Creation of cosmic structure in the complex galaxy cluster merger Abell 2744

TL;DR

This paper provides a detailed multi-wavelength analysis of the complex merging galaxy cluster Abell 2744, revealing substructures, mass distribution, and dark matter properties, with implications for understanding cluster mergers and dark matter interactions.

Contribution

It offers the most detailed mass map of Abell 2744 using combined lensing and X-ray data, and introduces a new constraint on dark matter self-interaction cross section.

Findings

Identification of multiple substructures including 'dark', 'ghost', 'bullet', and 'stripped' components.

Support for a post-merger scenario similar to the Bullet Cluster.

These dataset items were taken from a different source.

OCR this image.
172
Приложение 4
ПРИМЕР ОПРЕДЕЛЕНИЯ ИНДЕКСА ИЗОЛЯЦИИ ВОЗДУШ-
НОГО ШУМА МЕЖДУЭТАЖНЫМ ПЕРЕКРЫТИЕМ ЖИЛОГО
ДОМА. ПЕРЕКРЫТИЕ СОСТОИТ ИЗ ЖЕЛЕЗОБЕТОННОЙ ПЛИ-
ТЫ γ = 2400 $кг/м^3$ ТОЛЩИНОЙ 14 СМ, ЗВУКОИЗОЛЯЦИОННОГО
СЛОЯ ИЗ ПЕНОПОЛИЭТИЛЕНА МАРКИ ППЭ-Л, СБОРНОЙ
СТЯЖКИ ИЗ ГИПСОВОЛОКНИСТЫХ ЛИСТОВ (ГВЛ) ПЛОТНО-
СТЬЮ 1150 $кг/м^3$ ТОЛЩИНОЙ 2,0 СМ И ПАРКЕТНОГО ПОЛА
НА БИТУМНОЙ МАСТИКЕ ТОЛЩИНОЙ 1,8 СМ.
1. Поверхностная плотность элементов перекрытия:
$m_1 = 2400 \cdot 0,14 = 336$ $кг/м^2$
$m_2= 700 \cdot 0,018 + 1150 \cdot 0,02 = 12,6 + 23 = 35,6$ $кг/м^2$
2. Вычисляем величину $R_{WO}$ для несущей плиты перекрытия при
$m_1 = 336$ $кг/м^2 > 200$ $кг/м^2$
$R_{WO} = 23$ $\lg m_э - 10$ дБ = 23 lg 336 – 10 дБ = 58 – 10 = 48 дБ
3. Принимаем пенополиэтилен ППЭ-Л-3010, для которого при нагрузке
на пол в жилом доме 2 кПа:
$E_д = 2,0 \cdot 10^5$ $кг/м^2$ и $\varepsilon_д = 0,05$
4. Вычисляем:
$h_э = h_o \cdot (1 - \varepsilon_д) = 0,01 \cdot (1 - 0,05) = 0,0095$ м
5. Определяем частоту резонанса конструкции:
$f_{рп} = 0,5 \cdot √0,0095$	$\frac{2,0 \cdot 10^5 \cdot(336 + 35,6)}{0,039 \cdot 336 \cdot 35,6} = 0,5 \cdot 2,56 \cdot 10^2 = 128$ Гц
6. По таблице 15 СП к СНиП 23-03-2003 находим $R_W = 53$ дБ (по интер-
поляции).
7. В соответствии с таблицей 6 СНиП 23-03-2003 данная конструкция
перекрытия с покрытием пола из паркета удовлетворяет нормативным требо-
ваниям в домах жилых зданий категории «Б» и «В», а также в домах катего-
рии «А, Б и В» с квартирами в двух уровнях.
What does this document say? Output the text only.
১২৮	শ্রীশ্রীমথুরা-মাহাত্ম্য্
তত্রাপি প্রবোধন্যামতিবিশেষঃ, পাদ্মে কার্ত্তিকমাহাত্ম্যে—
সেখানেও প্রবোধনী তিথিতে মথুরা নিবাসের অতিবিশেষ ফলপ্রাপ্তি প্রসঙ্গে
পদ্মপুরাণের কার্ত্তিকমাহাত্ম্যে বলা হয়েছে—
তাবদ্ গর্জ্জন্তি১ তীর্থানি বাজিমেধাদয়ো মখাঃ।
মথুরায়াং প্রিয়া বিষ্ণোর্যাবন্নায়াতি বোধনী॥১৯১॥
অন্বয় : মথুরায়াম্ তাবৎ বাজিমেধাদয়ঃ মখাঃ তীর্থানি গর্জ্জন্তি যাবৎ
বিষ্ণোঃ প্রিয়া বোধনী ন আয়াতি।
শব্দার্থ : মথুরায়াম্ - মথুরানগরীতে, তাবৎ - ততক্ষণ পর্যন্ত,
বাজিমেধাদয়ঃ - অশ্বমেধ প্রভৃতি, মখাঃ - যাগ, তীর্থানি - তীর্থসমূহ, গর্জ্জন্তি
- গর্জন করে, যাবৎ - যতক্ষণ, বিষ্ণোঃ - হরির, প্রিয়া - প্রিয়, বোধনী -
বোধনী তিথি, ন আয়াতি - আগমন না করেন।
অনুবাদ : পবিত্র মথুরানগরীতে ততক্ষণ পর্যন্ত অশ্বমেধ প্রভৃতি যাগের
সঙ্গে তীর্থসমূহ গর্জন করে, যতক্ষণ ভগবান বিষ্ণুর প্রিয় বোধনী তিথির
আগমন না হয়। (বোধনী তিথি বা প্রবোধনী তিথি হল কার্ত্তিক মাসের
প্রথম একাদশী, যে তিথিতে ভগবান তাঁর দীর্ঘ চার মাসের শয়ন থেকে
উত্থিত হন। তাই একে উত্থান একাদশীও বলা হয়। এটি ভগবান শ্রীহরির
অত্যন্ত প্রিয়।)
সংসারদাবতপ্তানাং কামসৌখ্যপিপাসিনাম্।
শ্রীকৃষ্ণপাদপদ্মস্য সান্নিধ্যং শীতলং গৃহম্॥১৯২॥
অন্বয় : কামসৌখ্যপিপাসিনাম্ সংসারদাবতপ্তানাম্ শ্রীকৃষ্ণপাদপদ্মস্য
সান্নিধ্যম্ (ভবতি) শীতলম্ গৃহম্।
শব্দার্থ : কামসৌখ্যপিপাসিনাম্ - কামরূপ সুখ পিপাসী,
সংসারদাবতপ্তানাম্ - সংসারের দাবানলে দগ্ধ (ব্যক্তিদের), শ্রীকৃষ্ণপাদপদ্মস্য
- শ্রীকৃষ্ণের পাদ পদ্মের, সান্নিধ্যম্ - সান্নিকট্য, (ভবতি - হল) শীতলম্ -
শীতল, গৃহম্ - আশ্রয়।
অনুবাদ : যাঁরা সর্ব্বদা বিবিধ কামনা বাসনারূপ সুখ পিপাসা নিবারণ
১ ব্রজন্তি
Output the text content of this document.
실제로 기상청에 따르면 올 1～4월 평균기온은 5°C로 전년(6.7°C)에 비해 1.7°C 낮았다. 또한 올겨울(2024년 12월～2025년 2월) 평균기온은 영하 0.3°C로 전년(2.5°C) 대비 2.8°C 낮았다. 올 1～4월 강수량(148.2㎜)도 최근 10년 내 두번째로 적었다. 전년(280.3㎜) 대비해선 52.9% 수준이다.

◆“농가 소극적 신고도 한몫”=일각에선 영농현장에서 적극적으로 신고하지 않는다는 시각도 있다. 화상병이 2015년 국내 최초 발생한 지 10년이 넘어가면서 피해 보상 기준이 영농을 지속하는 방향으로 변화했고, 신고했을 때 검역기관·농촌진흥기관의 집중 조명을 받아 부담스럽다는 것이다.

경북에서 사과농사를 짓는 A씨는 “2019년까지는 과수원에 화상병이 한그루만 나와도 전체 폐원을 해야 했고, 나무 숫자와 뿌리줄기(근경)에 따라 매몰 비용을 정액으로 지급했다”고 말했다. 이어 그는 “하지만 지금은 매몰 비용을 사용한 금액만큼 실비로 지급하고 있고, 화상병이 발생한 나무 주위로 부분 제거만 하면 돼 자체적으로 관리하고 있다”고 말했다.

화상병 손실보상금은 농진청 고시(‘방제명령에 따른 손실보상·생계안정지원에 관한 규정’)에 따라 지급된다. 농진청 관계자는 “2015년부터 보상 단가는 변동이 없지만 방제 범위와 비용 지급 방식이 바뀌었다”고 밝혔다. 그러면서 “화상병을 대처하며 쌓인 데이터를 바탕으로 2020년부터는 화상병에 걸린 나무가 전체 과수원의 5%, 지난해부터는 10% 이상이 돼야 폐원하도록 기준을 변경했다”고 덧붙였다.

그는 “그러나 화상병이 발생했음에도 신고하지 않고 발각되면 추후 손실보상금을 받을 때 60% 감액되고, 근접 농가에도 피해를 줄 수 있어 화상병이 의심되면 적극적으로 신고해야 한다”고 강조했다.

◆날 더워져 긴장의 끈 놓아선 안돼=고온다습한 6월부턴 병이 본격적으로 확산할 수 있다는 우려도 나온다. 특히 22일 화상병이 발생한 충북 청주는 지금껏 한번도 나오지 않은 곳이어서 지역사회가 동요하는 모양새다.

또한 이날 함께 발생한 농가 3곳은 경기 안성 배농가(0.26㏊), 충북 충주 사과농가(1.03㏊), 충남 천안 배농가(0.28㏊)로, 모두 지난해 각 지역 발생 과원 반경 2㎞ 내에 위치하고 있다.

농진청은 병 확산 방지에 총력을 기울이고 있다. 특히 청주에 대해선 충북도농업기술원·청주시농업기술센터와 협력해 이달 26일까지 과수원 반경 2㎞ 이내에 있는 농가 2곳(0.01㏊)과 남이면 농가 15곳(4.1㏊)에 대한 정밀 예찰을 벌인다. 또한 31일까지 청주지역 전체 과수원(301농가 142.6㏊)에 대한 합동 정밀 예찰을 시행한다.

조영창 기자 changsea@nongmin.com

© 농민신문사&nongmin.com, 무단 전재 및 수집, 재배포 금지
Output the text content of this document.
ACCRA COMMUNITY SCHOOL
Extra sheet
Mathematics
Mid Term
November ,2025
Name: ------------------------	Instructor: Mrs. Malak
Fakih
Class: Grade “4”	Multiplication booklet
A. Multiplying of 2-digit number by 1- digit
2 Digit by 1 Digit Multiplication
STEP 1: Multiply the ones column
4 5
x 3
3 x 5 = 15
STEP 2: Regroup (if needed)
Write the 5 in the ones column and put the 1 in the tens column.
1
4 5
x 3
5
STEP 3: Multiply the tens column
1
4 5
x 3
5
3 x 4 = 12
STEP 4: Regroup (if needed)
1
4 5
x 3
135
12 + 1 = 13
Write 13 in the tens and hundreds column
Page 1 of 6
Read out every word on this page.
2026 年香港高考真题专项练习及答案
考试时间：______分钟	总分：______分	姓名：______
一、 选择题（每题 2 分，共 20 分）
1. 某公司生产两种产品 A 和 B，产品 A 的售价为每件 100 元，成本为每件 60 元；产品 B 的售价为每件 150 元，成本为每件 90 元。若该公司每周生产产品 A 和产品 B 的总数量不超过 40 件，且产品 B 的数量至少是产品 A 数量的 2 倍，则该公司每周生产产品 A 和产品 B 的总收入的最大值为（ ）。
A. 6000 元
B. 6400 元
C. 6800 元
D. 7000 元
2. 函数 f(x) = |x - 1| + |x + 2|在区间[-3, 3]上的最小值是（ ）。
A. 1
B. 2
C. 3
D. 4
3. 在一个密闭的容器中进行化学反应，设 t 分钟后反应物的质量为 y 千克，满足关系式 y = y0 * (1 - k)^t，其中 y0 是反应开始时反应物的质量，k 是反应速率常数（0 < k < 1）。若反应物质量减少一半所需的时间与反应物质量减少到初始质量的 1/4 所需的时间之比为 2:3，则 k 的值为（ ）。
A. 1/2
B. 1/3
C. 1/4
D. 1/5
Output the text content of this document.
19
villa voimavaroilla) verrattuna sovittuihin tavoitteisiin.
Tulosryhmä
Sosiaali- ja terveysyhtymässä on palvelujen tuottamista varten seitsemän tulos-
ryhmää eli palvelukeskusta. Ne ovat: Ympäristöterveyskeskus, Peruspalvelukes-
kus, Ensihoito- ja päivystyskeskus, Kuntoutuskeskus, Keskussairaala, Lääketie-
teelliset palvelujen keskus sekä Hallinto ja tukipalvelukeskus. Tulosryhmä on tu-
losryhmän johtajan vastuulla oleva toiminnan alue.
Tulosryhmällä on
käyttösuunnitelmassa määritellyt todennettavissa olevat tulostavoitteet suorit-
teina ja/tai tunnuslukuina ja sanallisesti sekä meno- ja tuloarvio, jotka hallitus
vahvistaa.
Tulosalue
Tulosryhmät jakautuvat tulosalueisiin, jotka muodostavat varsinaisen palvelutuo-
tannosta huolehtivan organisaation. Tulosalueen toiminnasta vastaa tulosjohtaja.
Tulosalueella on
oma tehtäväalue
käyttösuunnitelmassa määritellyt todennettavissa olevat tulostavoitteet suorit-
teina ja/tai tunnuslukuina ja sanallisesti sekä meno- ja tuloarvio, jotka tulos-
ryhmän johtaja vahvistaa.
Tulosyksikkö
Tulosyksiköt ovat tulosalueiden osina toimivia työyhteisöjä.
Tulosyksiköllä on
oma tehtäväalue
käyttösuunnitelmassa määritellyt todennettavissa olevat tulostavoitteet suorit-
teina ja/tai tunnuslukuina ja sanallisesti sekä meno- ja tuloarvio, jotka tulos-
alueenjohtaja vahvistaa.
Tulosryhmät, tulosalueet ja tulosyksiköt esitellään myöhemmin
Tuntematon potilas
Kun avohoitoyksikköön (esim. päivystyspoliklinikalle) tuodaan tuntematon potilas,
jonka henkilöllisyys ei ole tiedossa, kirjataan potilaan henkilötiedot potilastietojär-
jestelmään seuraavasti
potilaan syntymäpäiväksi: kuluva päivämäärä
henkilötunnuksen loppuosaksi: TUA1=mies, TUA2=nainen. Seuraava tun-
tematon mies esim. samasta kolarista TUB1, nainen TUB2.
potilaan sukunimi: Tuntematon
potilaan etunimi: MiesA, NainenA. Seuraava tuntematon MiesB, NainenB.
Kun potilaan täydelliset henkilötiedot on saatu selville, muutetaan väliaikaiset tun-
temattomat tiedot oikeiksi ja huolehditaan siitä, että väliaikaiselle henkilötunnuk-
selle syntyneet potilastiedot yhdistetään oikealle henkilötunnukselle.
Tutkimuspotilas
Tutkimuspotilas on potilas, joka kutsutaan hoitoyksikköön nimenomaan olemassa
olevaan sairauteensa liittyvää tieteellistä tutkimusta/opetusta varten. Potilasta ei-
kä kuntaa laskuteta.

Discovery of large separations between gas, dark matter, and galaxies, including a 'ghost' clump leading the dark matter by over 150 kpc.

Abstract

We present a detailed strong lensing, weak lensing and X-ray analysis of Abell 2744 (z = 0.308), one of the most actively merging galaxy clusters known. It appears to have unleashed `dark', `ghost', `bullet' and `stripped' substructures, each ~10^14 solar masses. The phenomenology is complex and will present a challenge for numerical simulations to reproduce. With new, multiband HST imaging, we identify 34 strongly-lensed images of 11 galaxies around the massive Southern `core'. Combining this with weak lensing data from HST, VLT and Subaru, we produce the most detailed mass map of this cluster to date. We also perform an independent analysis of archival Chandra X-ray imaging. Our analyses support a recent claim that the Southern core and Northwestern substructure are post-merger and exhibit morphology similar to the Bullet Cluster viewed from an angle. From the separation between X-ray emitting gas and lensing mass in the Southern core, we derive a new and independent constraint on the self-interaction cross section of dark matter particles sigma/m <~ 3 \pm 1 cm^2 g^-1. In the Northwestern substructure, the gas, dark matter, and galaxy components have become separated by much larger distances. Most curiously, the `ghost' clump (primarily gas) leads the `dark' clump (primarily dark matter) by more than 150 kpc. We propose an enhanced `ram-pressure slingshot' scenario which may have yielded this reversal of components with such a large separation, but needs further confirmation by follow-up observations and numerical simulations. A secondary merger involves a second `bullet' clump in the North and an extremely `stripped' clump to the West. The latter appears to exhibit the largest separation between dark matter and X-ray emitting baryons detected to date in our sky.